CVE-2025-9191 is a deserialization vulnerability (CWE-502) affecting the Houzez WordPress theme developed by favethemes, present in all versions up to and including 4.1.6. The vulnerability arises from unsafe deserialization of untrusted data in the saved-search-item.php file, which enables PHP Object Injection by authenticated users with Subscriber-level privileges or higher. This flaw allows attackers to inject crafted PHP objects during the deserialization process. However, the vulnerability alone does not lead to direct exploitation because no gadget POP (Property Oriented Programming) chain exists within the Houzez theme itself. A POP chain is necessary to leverage the injected object to perform malicious actions such as arbitrary file deletion, sensitive data disclosure, or remote code execution. If the target WordPress installation includes other plugins or themes that contain suitable POP chains, an attacker can combine these with the Houzez vulnerability to escalate the attack. The vulnerability has a CVSS 3.1 base score of 6.3, indicating medium severity, with an attack vector over the network, low attack complexity, requiring privileges (authenticated Subscriber or higher), no user interaction, and impacts confidentiality, integrity, and availability to a limited extent. No known exploits are currently in the wild. The vulnerability was publicly disclosed on November 26, 2025, and no official patches have been linked yet. This issue highlights the risks of complex WordPress environments where multiple third-party components interact, increasing the attack surface through chained vulnerabilities.

The primary impact of CVE-2025-9191 is the potential for authenticated attackers with low-level access (Subscriber or above) to escalate privileges or execute arbitrary code if a suitable POP chain exists in other installed plugins or themes. This can lead to unauthorized deletion of files, exposure of sensitive data such as database credentials or user information, and full site compromise including remote code execution. The vulnerability undermines the confidentiality, integrity, and availability of affected WordPress sites. Organizations running the Houzez theme alongside other vulnerable components face increased risk, especially if they allow low-privileged users to register or have multiple plugins/themes installed without strict vetting. Exploitation could result in website defacement, data breaches, service disruption, and potential lateral movement within hosting environments. Although no exploits are known yet, the medium CVSS score and ease of exploitation by authenticated users make this a significant threat for WordPress sites using Houzez in complex plugin ecosystems.

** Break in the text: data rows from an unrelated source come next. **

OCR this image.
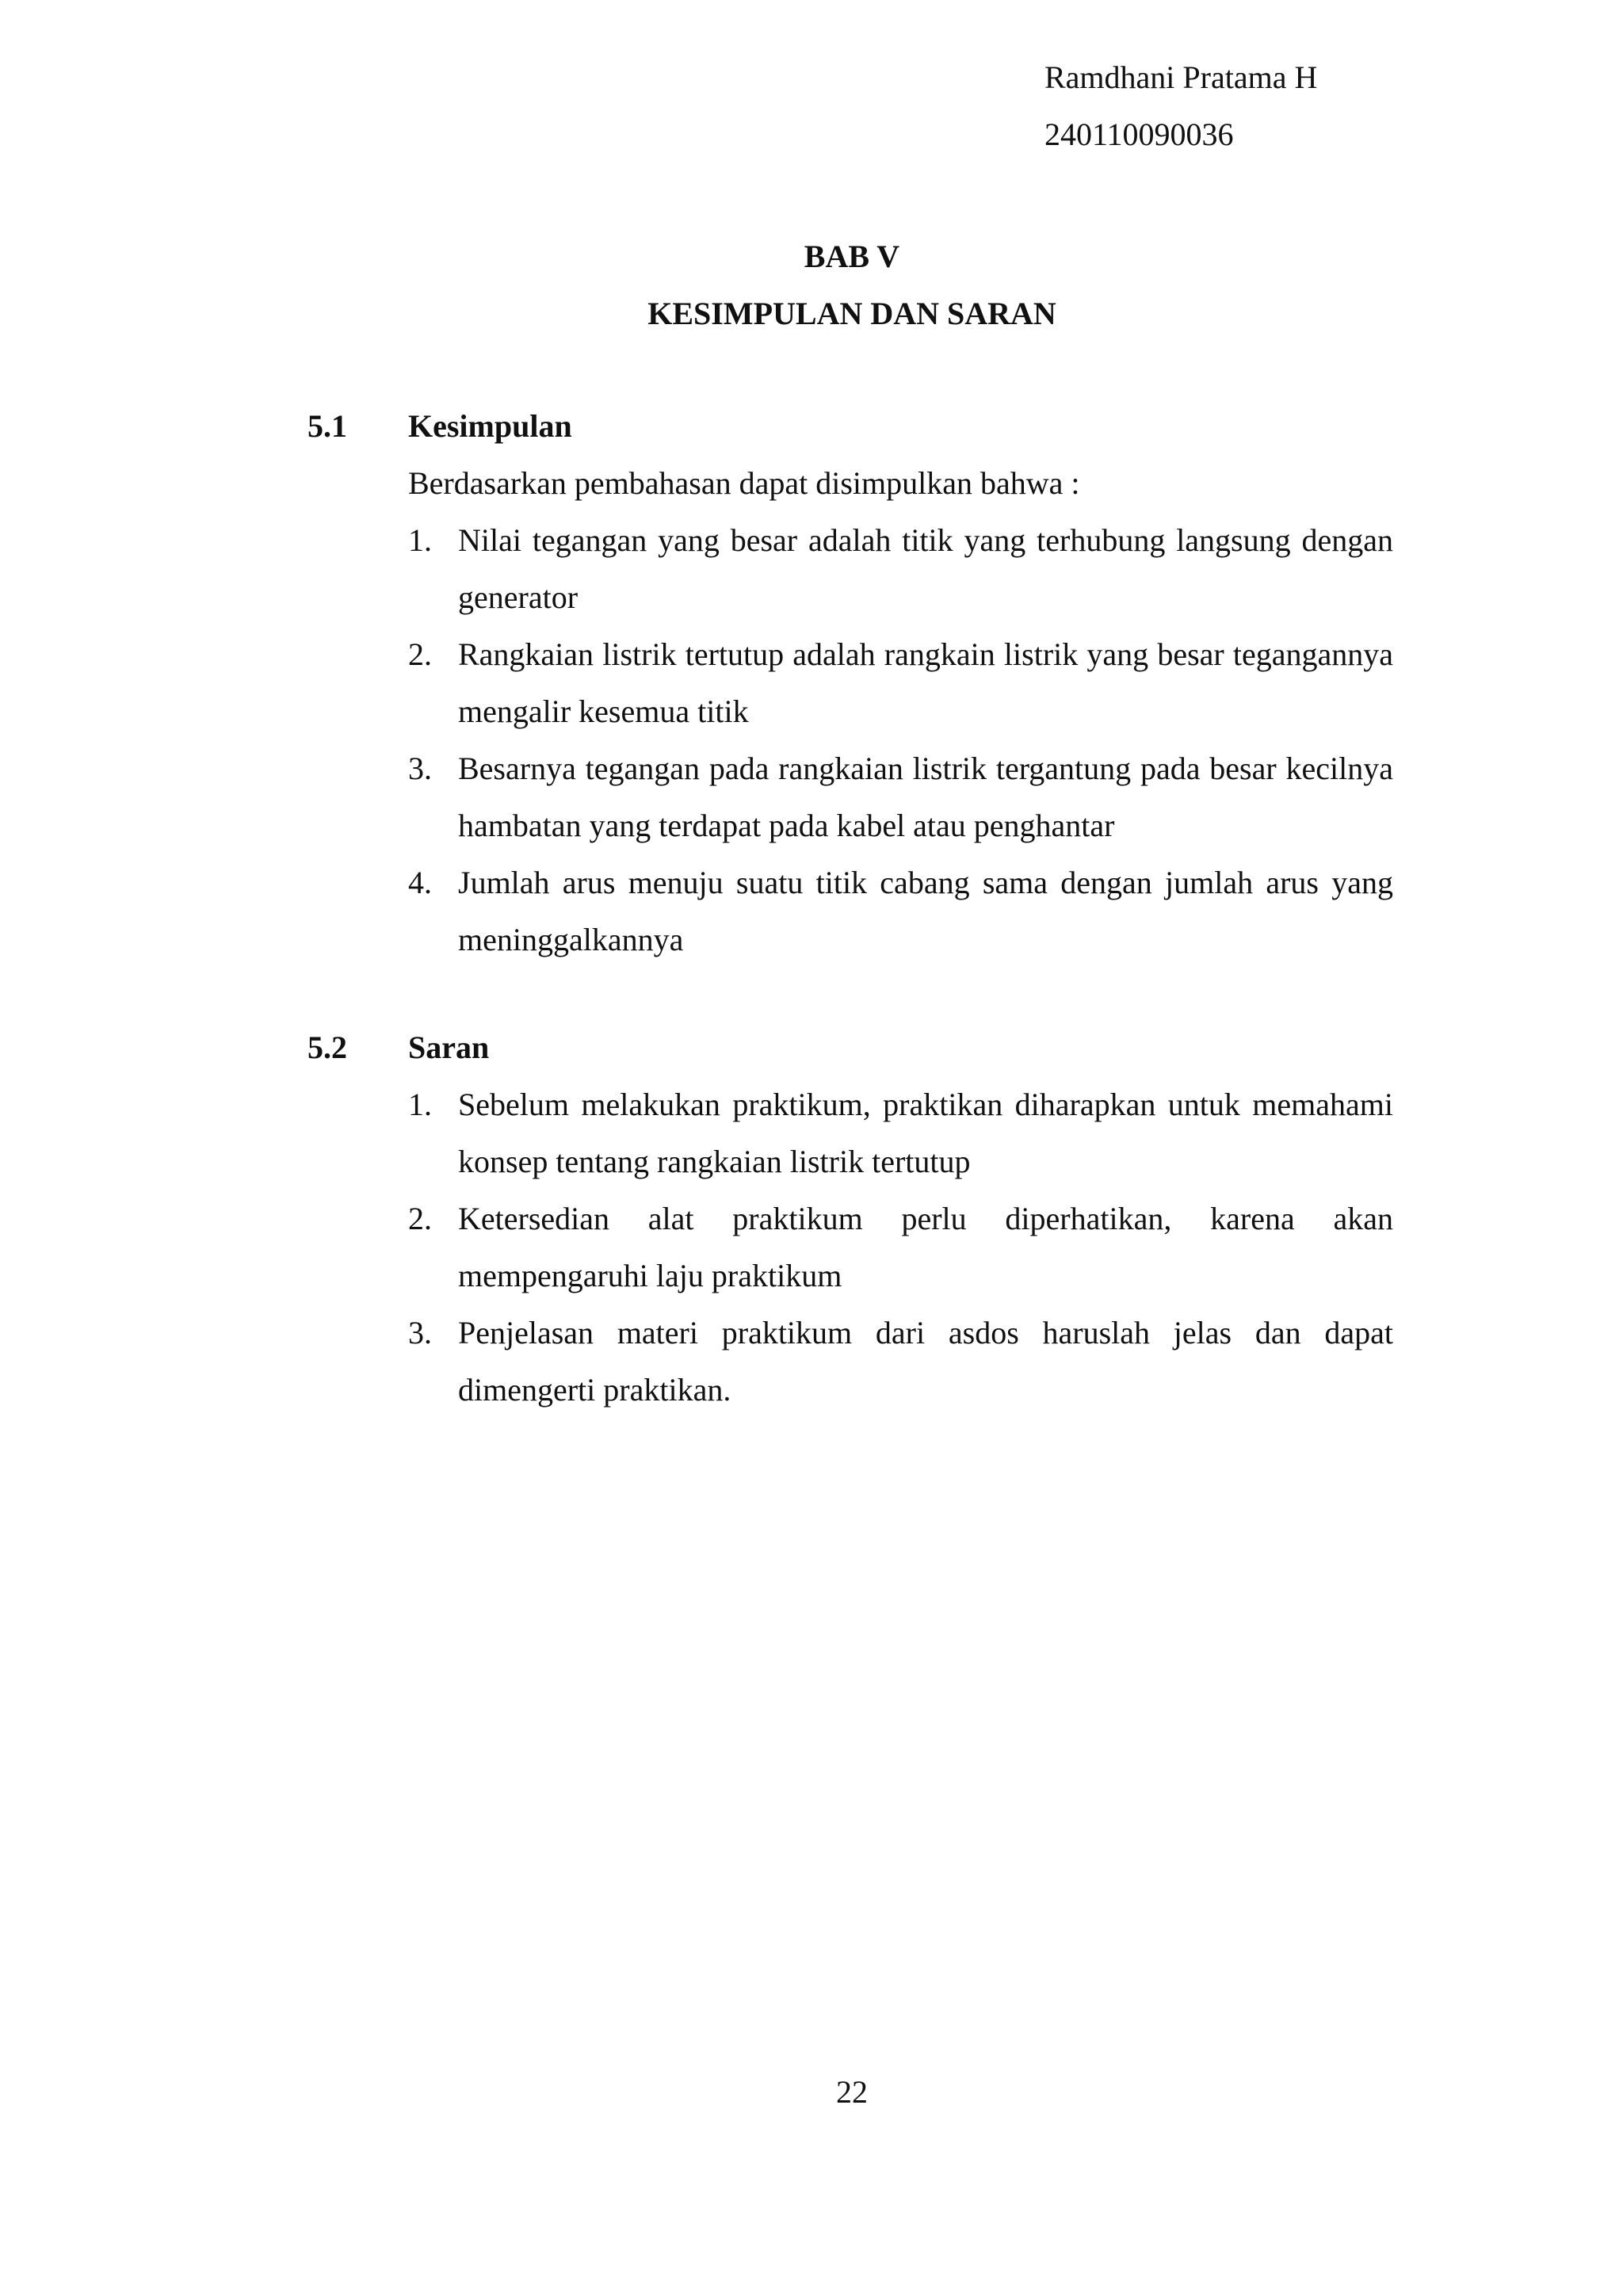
Ramdhani Pratama H
240110090036
BAB V
KESIMPULAN DAN SARAN
5.1	Kesimpulan
Berdasarkan pembahasan dapat disimpulkan bahwa :
1. Nilai tegangan yang besar adalah titik yang terhubung langsung dengan generator
2. Rangkaian listrik tertutup adalah rangkain listrik yang besar tegangannya mengalir kesemua titik
3. Besarnya tegangan pada rangkaian listrik tergantung pada besar kecilnya hambatan yang terdapat pada kabel atau penghantar
4. Jumlah arus menuju suatu titik cabang sama dengan jumlah arus yang meninggalkannya
5.2	Saran
1. Sebelum melakukan praktikum, praktikan diharapkan untuk memahami konsep tentang rangkaian listrik tertutup
2. Ketersedian alat praktikum perlu diperhatikan, karena akan mempengaruhi laju praktikum
3. Penjelasan materi praktikum dari asdos haruslah jelas dan dapat dimengerti praktikan.
22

1. Immediately audit all WordPress installations using the Houzez theme to identify versions up to 4.1.6 and plan for updates or removal. 2. Restrict user registration and limit Subscriber-level privileges to trusted users only, reducing the attacker base. 3. Review and minimize installed plugins and themes, removing any that are unnecessary or known to contain POP chains that could be chained with this vulnerability. 4. Employ Web Application Firewalls (WAFs) with custom rules to detect and block suspicious serialized payloads targeting saved-search-item.php. 5. Monitor logs for unusual deserialization attempts or PHP object injection indicators. 6. Implement strict input validation and sanitization in custom code and encourage vendors to patch the vulnerability promptly. 7. Consider isolating WordPress instances or using containerization to limit lateral movement if compromise occurs. 8. Stay updated with vendor advisories and apply patches as soon as they become available. 9. Conduct penetration testing focusing on deserialization vulnerabilities and chained exploits in the WordPress environment. 10. Educate administrators about the risks of installing unvetted plugins and themes that may introduce POP chains.